Rail pieces like the Firefield Edge or Verge enable shooters to take advantage of the light weight and smooth surfaces of the KeyMod and MLOK without the need to buy a brand new MLOK or KeyMod-exclusive accessory.

But which one of these two mounting systems is better? US Special Operations Command asked the same question and pitted the two mounting solutions against each other in a contest that would determine their strength and stability, testing their tolerances to the limits.

During its study, USSOCOM subjected the MLOK and KeyMod handguards to an array of torture tests to measure their mounting consistency, endurance under sustained fire, endurance under rough handling conditions, ability to withstand being dropped from a height, and retention strength.

To determine how well the mounting systems would hold consistent zero, KeyMod and MLOK handguards outfitted with lasers were placed in vises and pointed at a grid target. The lasers were then removed and reinstalled on the handguards, after which their point of aim shift was recorded.

KeyMod consistently performed worse than MLOK, with point of aim drifting by as much as 14.6 MOA off target.

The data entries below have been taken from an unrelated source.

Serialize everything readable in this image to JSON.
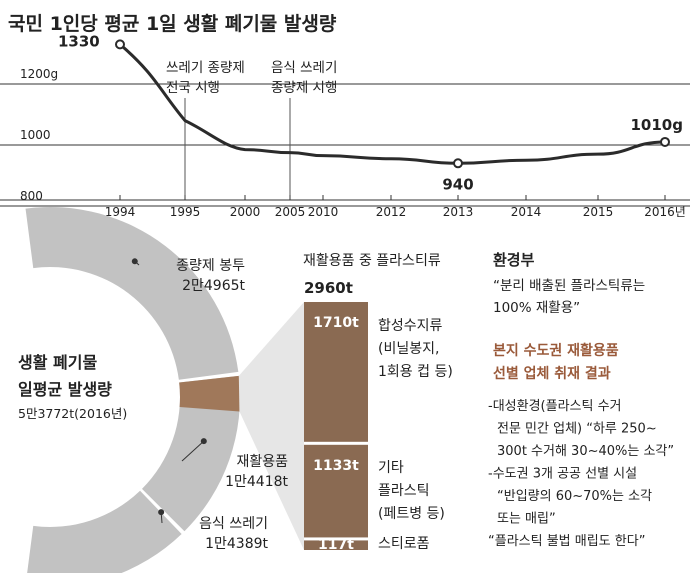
{
  "title": "국민 1인당 평균 1일 생활 폐기물 발생량",
  "colors": {
    "line": "#2b2b2b",
    "grid": "#333333",
    "ring": "#c2c2c2",
    "accent": "#a0785a",
    "bar": "#8a6a52",
    "heading_blue": "#1f5f8f",
    "heading_brown": "#9a5a3a"
  },
  "chart_data": {
    "type": "line",
    "x": [
      "1994",
      "1995",
      "2000",
      "2005",
      "2010",
      "2012",
      "2013",
      "2014",
      "2015",
      "2016년"
    ],
    "series": [
      {
        "values": [
          1330,
          1080,
          985,
          975,
          965,
          955,
          940,
          950,
          970,
          1010
        ]
      }
    ],
    "ylim": [
      800,
      1350
    ],
    "yticks": [
      "1200g",
      "1000",
      "800"
    ],
    "data_labels": [
      {
        "text": "1330",
        "index": 0
      },
      {
        "text": "940",
        "index": 6
      },
      {
        "text": "1010g",
        "index": 9
      }
    ],
    "annotations": [
      {
        "lines": [
          "쓰레기 종량제",
          "전국 시행"
        ],
        "index": 1
      },
      {
        "lines": [
          "음식 쓰레기",
          "종량제 시행"
        ],
        "index": 3
      }
    ]
  },
  "donut": {
    "title_lines": [
      "생활 폐기물",
      "일평균 발생량"
    ],
    "subtitle": "5만3772t(2016년)",
    "segments": [
      {
        "label": "종량제 봉투",
        "value_text": "2만4965t",
        "value": 24965
      },
      {
        "label": "재활용품",
        "value_text": "1만4418t",
        "value": 14418
      },
      {
        "label": "음식 쓰레기",
        "value_text": "1만4389t",
        "value": 14389
      }
    ],
    "highlight_value": 2960
  },
  "stack": {
    "header": "재활용품 중 플라스티류",
    "total": "2960t",
    "parts": [
      {
        "value": 1710,
        "value_text": "1710t",
        "label_lines": [
          "합성수지류",
          "(비닐봉지,",
          "1회용 컵 등)"
        ]
      },
      {
        "value": 1133,
        "value_text": "1133t",
        "label_lines": [
          "기타",
          "플라스틱",
          "(페트병 등)"
        ]
      },
      {
        "value": 117,
        "value_text": "117t",
        "label_lines": [
          "스티로폼"
        ]
      }
    ]
  },
  "notes": {
    "heading1": "환경부",
    "quote1_lines": [
      "“분리 배출된 플라스틱류는",
      "100% 재활용”"
    ],
    "heading2_lines": [
      "본지 수도권 재활용품",
      "선별 업체 취재 결과"
    ],
    "body_lines": [
      "-대성환경(플라스틱 수거",
      "전문 민간 업체) “하루 250~",
      "300t 수거해 30~40%는 소각”",
      "-수도권 3개 공공 선별 시설",
      "“반입량의 60~70%는 소각",
      "또는 매립”",
      "“플라스틱 불법 매립도 한다”"
    ]
  }
}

For comparison, the worst results from MLOK showed a drift of only 6.6 MOA at worst and no drift at all at its best.

Credit: USSOCOM 


To measure their endurance, handguards outfitted with a weapon light, laser sight, and flash hider shim set were run through a recoil machine which simulated 10,200 rounds of automatic fire, a total of 340 magazine changes.

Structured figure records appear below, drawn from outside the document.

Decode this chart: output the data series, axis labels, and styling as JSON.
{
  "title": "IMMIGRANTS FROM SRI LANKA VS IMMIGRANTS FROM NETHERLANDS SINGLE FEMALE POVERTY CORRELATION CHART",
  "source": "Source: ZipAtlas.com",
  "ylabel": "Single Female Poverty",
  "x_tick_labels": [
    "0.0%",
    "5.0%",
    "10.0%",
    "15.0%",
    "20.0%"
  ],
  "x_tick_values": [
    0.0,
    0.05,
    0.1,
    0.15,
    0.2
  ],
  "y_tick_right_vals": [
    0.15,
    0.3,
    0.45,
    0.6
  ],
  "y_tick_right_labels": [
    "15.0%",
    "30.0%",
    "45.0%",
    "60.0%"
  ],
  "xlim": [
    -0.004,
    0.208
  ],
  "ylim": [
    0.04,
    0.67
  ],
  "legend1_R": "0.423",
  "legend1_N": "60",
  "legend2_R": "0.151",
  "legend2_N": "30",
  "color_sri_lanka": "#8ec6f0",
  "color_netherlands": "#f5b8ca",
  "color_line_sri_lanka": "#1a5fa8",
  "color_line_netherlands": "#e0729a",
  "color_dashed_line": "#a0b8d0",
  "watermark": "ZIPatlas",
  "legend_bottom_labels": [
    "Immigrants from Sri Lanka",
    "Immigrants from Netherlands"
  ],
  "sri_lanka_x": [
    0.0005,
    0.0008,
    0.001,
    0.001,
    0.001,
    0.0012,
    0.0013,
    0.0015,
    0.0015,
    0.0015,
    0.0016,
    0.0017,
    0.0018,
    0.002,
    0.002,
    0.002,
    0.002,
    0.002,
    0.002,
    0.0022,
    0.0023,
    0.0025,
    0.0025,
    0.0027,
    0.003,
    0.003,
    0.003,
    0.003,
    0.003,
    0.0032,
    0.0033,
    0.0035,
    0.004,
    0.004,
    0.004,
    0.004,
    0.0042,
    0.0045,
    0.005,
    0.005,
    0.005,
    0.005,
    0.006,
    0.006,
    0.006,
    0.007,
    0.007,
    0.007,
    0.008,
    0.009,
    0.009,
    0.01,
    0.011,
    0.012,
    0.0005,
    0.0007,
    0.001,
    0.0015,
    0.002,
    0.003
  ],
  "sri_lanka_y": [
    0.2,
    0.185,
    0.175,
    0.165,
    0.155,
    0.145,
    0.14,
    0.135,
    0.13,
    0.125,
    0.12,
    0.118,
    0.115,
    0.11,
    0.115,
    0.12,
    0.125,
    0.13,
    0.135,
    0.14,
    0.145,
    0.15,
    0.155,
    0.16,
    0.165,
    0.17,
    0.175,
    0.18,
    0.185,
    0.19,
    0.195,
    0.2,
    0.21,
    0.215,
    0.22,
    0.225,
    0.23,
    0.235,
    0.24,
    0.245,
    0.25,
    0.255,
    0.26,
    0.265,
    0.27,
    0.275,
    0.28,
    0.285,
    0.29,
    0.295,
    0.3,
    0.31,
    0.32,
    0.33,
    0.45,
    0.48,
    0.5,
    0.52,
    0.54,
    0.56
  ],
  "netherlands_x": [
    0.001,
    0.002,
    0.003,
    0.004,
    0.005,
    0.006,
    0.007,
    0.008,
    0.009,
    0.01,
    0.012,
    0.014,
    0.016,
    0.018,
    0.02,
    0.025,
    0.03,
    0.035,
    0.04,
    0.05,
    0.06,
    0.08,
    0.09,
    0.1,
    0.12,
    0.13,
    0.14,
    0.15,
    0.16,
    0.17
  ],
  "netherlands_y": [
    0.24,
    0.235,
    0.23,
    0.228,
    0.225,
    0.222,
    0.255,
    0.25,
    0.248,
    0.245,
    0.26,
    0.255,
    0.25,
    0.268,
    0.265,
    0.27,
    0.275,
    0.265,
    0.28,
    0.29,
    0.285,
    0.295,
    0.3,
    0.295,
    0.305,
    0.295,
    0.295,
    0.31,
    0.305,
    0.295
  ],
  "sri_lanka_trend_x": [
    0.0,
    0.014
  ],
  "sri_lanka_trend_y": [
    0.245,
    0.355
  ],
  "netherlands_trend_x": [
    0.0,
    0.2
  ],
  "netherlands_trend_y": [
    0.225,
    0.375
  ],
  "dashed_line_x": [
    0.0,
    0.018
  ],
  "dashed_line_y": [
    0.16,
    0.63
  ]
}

Of course, testing the number of rounds a component can handle before breaking has more to do with recoil than actual endurance. For true rough handling, weapons with MLOK and KeyMod handguards were tossed from a height of five feet onto a solid steel plate.





The KeyMod handguard consistently proved to be worse than its MLOK counterpart. In the worst cases, the attached flashlight flew as far as eight feet from the weapon it was attached to, or the handguard came off completely. Meanwhile, the more resilient MLOK handguards proved their superior ruggedness by showing slight deformations at the very worst.

USSOCOM’s comprehensive testing proved the MLOK was consistently more durable and reliable than its KeyMod counterpart. This, however, does not mean that the KeyMod system is always a bad choice. After all, many opt for a KeyMod or MLOK adaptor for a Picatinny rail, since most accessories still make use of the modular Picatinny system.

Still, the non-Picatinny accessory systems have their advantages. One loses nothing but weight when installing an MLOK or KeyMod handguard for an FN FAL, PTR, G36, or an AK. Finding compatible accessories shouldn’t be a problem either, as long as shooters utilize adaptors like the Firefield Edge or Verge.